Foley T P, Jacobs L S, Hoffman W, Daughaday W H, Blizzard R M
J Clin Invest. 1972 Aug;51(8):2143-50. doi: 10.1172/JCI107021.
Synthetic thyrotropin-releasing hormone (TRH) was administered to normal children and hypopituitary patients in a dose of 7 mug/kg i.v. over 30-60 sec. Serum thyrotropin (TSH) and prolactin (HPr) concentrations were measured by radioimmunoassay before and at 15-min intervals for 2 hr after TRH. In 20 normal children HPr rose from a mean baseline value of 7.0+/-1.2 (SEM) ng/ml to a mean peak value of 39.5+/-5 ng/ml. In 11 patients with growth hormone (GH) deficiency without TSH deficiency. HPr values rose from a mean baseline of 3.6+/-0.8 ng/ml to a mean peak value of 13.9+/-2.8, a significantly less peak response as compared with normal children (P < 0.005). The TSH responses to TRH, however, were statistically indistinguishable from those of normal children. In 10 patients with GH and TSH deficiency both the mean baseline HPr levels (25.0+/-5 ng/ml) and the mean peak HPr levels after TRH (68.5+/-10 ng/ml) were significantly higher (P < 0.005 and < 0.025) than those of normal children. Similar comparisons were also true for the peak TSH responses (P < 0.05). Two panhypopituitary patients released no TSH and only small amounts of HPr after TRH. After thyroid replacement therapy in eight of the patients with GH and TSH deficiency, the mean HPr baseline levels (7.6+/-1.0 ng/ml) and peak levels (23.3+/-4.6 ng/ml) after the same dose of TRH were significantly less than their pretreatment levels (P < 0.001 and < 0.01) and were within the range for normal children. Synthetic TRH stimulates the simultaneous release of TSH and HPr in normal children and most hypopituitary patients. When the concentrations of thyroxine (T4) and triiodothyronine (T3) are low, the levels of HPr before and after TRH are elevated. After thyroid replacement therapy, HPr levels decrease to normal. T4 and/or T3 may condition the production or effects of prolactin-inhibiting factor (PIF) activity. The TSH and HPr responses after TRH in hypopituitary patients will determine whether the primary defect resides in the pituitary or hypothalamus, but cannot delineate the hypothalamic defect as a deficiency of hypothalamic hormone production or neurohumoral transmission.

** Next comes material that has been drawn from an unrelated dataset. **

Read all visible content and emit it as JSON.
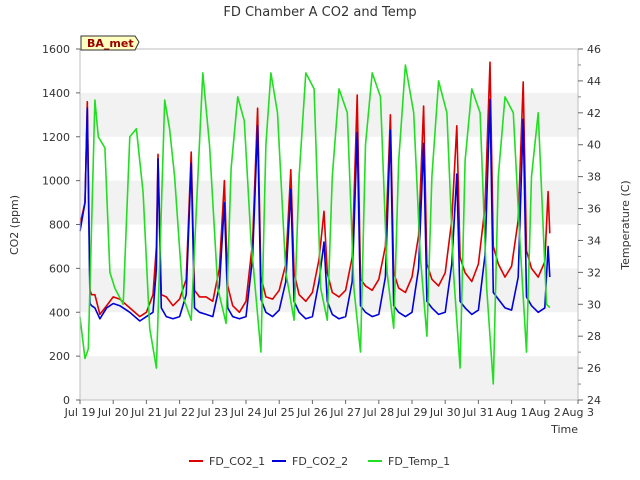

以7微克/千克的剂量静脉注射合成促甲状腺激素释放激素(TRH),在30 - 60秒内给予正常儿童和垂体功能减退患者。通过放射免疫分析法在注射TRH前及注射后2小时内每隔15分钟测量血清促甲状腺激素(TSH)和催乳素(HPr)浓度。在20名正常儿童中,HPr从平均基线值7.0±1.2(标准误)纳克/毫升升至平均峰值39.5±5纳克/毫升。在11名生长激素(GH)缺乏但无TSH缺乏的患者中,HPr值从平均基线值3.6±0.8纳克/毫升升至平均峰值13.9±2.8纳克/毫升,与正常儿童相比,峰值反应明显较小(P < 0.005)。然而,这些患者对TRH的TSH反应在统计学上与正常儿童无差异。在10名GH和TSH均缺乏的患者中,TRH前的平均基线HPr水平(25.0±5纳克/毫升)和TRH后的平均峰值HPr水平(68.5±10纳克/毫升)均显著高于正常儿童(P < 0.005和< 0.025)。TSH峰值反应的类似比较也得出相同结果(P < 0.05)。两名全垂体功能减退患者在注射TRH后未释放TSH,仅释放少量HPr。在8名GH和TSH缺乏患者接受甲状腺替代治疗后,相同剂量TRH后的平均HPr基线水平(7.6±1.0纳克/毫升)和峰值水平(23.3±4.6纳克/毫升)显著低于治疗前水平(P < 0.001和< 0.01),且在正常儿童范围内。合成TRH可刺激正常儿童和大多数垂体功能减退患者同时释放TSH和HPr。当甲状腺素(T4)和三碘甲状腺原氨酸(T3)浓度较低时,TRH前后的HPr水平会升高。甲状腺替代治疗后,HPr水平降至正常。T4和/或T3可能影响催乳素抑制因子(PIF)活性的产生或作用。垂体功能减退患者注射TRH后的TSH和HPr反应将确定原发性缺陷是位于垂体还是下丘脑,但无法区分下丘脑缺陷是下丘脑激素产生不足还是神经体液传递障碍。